A quantitative analysis framework to evaluate the performance and costs of computer architectural alternatives

Computer architects are currently confronted with the task of evaluating the quality of architectural designs not just in terms of the single familiar criterion of performance but also in terms of design criteria such as die area, power consumption and energy consumption. In this dissertation, I propose and evaluate a quantitative analysis framework, implemented in the Solomon software tool, that can precisely characterize how the best architecture design in a study changes across the full spectrum of architectural contexts which describe the importance of each criterion to the analysis.; Just as computer architects currently use average performance to compare architectures when multiple benchmarks are important, the analysis framework I propose uses an architectural cost index value to compare architectures by aggregating multiple criteria in accordance with their importance to the architectural context.

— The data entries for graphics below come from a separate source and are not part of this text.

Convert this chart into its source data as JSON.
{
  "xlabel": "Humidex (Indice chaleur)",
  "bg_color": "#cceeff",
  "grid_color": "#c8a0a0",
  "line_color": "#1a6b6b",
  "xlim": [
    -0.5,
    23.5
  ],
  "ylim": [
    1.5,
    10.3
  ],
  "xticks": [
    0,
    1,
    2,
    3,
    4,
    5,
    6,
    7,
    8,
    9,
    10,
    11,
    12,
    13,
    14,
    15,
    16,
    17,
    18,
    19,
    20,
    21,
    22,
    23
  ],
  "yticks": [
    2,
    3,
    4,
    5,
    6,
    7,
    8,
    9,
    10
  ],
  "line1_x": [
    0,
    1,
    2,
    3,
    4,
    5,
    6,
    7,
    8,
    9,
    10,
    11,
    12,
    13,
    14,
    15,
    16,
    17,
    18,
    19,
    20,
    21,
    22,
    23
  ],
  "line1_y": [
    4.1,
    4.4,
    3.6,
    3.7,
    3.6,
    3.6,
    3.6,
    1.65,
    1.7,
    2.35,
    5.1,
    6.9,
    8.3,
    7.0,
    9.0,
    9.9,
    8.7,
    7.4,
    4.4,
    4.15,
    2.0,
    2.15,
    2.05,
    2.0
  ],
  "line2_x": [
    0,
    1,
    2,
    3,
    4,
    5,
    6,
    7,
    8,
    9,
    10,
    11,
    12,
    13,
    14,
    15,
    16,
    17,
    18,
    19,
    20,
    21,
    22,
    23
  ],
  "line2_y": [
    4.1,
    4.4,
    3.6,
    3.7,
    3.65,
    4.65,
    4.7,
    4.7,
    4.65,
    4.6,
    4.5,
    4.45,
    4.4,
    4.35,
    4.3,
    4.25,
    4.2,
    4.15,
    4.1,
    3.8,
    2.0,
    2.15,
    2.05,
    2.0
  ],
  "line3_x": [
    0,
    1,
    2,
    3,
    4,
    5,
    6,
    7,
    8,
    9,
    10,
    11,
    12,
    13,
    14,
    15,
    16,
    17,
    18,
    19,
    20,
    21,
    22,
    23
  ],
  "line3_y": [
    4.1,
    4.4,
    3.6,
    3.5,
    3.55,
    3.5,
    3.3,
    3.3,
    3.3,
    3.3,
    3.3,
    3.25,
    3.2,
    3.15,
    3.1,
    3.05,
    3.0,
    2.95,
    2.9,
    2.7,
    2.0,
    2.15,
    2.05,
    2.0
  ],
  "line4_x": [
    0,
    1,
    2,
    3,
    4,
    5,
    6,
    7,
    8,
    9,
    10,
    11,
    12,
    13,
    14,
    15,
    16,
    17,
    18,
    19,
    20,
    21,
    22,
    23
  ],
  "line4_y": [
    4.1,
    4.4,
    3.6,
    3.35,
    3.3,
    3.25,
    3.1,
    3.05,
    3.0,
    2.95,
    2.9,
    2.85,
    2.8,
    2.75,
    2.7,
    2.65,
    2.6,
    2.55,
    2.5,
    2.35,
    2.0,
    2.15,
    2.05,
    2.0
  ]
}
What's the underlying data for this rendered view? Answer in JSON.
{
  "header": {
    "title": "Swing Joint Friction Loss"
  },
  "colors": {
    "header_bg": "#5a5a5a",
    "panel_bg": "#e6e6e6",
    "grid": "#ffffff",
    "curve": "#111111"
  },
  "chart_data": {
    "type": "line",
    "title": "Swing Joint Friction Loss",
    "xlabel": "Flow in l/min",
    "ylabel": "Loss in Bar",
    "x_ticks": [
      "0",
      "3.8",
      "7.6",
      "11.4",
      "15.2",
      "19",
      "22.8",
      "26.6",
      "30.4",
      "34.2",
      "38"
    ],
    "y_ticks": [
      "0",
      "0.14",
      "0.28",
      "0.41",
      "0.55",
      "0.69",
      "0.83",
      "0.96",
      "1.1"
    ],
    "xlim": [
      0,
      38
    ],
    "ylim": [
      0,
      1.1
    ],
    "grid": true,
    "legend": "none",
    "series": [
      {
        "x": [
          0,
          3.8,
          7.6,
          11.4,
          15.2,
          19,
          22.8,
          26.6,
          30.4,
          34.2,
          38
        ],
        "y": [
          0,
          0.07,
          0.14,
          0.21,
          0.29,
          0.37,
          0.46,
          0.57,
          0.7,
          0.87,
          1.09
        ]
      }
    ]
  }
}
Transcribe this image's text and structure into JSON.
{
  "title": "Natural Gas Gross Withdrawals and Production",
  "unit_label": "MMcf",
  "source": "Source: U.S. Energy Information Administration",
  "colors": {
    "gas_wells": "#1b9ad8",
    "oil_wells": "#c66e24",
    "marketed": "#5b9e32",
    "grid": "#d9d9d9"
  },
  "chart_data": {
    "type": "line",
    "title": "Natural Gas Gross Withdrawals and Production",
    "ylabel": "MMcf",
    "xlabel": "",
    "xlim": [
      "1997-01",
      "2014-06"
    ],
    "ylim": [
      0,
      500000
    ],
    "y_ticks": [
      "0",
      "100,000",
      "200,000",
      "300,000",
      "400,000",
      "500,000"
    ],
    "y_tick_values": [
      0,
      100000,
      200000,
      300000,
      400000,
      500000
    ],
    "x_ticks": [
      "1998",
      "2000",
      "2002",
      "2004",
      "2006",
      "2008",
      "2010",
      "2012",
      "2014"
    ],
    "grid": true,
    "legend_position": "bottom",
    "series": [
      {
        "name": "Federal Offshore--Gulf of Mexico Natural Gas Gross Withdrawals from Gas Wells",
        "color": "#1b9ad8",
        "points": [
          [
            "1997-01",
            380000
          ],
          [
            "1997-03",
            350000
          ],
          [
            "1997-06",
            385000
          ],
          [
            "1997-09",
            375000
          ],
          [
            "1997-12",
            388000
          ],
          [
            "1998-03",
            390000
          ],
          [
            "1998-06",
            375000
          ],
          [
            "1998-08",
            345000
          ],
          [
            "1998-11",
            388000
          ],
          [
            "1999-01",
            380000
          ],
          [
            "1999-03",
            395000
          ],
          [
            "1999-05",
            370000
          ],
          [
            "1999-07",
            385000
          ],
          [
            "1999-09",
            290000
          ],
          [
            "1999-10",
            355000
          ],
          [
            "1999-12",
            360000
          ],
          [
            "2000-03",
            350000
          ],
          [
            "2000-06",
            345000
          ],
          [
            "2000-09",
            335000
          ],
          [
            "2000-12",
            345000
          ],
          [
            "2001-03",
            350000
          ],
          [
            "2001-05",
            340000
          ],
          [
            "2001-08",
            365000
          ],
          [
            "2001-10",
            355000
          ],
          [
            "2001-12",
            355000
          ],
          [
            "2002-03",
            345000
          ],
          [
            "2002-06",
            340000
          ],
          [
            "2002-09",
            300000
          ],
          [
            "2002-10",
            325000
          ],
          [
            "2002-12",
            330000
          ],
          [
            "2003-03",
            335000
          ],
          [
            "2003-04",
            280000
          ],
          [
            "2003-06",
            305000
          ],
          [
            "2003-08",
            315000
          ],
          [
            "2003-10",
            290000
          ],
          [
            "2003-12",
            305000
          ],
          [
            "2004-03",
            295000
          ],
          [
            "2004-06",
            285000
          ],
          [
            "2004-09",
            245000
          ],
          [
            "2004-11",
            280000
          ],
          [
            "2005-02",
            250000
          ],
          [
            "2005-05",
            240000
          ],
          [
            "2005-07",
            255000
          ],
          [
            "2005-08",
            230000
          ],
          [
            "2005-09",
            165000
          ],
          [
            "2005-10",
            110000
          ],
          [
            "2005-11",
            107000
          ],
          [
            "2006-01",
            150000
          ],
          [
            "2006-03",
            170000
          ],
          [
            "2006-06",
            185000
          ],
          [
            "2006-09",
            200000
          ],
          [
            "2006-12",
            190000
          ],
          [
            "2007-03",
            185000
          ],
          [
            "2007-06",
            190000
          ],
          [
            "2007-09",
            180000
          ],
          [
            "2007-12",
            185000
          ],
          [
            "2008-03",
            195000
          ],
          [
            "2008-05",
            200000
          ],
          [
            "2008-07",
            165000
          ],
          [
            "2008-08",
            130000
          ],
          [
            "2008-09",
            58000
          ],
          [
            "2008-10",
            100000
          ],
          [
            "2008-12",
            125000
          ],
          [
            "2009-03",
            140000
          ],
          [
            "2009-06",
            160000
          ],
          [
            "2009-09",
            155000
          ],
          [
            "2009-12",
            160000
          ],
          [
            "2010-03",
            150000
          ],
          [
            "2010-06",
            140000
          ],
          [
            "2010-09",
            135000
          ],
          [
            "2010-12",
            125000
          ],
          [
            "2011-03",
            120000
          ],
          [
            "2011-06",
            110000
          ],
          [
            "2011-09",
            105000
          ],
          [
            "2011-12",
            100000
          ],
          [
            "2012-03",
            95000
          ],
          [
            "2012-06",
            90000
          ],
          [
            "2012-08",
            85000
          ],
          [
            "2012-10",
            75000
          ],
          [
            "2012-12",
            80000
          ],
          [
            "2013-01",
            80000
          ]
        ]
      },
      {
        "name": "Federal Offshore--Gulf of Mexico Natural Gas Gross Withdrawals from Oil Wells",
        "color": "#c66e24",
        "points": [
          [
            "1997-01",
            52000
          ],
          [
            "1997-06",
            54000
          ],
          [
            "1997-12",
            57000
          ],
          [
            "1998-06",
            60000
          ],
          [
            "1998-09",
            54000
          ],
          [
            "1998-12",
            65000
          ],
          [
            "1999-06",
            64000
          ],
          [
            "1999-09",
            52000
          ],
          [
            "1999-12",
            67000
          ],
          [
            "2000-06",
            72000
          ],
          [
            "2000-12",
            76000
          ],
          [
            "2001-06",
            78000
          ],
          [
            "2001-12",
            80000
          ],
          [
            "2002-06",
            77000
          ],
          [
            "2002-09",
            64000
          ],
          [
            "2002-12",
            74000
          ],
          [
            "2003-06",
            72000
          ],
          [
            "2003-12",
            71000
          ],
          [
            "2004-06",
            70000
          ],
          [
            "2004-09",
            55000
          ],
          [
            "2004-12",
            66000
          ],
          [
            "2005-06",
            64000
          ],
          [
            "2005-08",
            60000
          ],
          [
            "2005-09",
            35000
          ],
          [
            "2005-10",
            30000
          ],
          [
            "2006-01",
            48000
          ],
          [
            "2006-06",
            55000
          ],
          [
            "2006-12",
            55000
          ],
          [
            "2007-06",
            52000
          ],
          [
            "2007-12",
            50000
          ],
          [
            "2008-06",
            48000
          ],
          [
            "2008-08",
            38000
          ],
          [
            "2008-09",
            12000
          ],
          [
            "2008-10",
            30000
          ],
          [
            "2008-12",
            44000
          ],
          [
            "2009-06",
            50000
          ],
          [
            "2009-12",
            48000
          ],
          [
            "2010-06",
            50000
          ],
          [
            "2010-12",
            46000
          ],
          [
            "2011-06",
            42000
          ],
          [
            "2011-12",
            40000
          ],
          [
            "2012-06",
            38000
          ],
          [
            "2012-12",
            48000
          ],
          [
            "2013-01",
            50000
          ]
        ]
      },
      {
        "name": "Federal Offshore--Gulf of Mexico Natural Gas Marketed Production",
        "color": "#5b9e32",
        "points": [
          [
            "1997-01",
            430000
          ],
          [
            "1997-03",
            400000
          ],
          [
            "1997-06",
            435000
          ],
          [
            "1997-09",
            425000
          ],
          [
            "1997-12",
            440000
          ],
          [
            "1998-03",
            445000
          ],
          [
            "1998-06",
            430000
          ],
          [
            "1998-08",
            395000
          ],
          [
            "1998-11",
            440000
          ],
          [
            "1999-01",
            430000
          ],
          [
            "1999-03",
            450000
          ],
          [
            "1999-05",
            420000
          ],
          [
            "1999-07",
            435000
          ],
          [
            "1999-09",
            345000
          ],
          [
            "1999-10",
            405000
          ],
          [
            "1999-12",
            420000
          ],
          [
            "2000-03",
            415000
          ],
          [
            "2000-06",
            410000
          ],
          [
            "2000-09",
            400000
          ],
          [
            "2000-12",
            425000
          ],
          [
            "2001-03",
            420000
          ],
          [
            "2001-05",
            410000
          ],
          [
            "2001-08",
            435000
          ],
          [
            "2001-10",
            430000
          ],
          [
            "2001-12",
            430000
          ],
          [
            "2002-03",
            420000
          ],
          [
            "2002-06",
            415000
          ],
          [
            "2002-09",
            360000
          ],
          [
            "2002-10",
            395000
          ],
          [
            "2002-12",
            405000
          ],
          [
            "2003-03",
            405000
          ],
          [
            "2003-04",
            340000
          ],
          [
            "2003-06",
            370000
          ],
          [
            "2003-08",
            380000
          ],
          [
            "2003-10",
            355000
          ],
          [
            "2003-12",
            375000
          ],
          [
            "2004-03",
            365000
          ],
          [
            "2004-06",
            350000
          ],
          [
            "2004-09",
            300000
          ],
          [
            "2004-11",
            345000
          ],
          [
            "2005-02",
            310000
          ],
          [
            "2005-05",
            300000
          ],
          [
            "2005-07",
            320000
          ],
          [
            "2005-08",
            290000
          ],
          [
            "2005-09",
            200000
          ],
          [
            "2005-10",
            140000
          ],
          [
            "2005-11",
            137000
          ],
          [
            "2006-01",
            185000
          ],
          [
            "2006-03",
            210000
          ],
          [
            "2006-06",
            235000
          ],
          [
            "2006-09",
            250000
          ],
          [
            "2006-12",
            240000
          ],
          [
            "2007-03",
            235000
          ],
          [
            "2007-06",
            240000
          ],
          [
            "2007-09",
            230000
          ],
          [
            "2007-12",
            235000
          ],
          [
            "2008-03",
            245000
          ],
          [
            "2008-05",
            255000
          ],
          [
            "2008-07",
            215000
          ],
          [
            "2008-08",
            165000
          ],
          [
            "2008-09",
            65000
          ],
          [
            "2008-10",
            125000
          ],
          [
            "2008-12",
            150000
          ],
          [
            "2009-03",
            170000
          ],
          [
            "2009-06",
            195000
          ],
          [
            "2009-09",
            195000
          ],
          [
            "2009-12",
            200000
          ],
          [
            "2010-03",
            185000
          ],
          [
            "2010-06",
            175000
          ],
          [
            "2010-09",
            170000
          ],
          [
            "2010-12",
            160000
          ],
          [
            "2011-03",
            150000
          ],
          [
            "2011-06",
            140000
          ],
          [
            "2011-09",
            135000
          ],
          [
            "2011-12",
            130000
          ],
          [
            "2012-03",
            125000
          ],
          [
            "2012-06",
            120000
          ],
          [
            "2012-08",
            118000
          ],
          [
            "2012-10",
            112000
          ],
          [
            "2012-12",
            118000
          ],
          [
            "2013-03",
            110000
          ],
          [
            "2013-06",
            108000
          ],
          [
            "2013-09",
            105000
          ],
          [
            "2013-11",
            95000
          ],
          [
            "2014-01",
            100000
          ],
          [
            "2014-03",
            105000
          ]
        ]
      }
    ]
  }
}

The architectural cost index for each architecture is then graphed across all architectural contexts to portray how the best architecture changes in different contexts. To compute an architecture's cost index, I propose a new aggregation function called the trade-off sum that represents an architectural context as a linear trade-off such as: an N% area increase is expected to improve performance by at least 0.5N%.; To evaluate the analysis framework, I conduct a major architectural study to determine how effectively 21 vector architectures use additional area to improve media program performance. To compute the area for these architectures, I develop a functional area modeling methodology that is accurate to within 14% of the measured area of circuits in commercial microprocessors for eight major processor components and within 5% for five of these eight components. Architects can use the Functional Area Modeling Tool for Architects (FAMTA) to automatically compute the area of processor components from high level descriptions, much like a compiler allows developers to write software in a high-level language rather than machine language.; Using the new analysis framework, I demonstrate that current media hardware designs are best in contexts where an N% area increase is expected to improve performance by 0.98N%–1.39N%. When the improvement can be less than 0.98N% (performance is more important), then vector media architectures, which incorporate vector processing technology, use area more effectively to improve performance than current designs.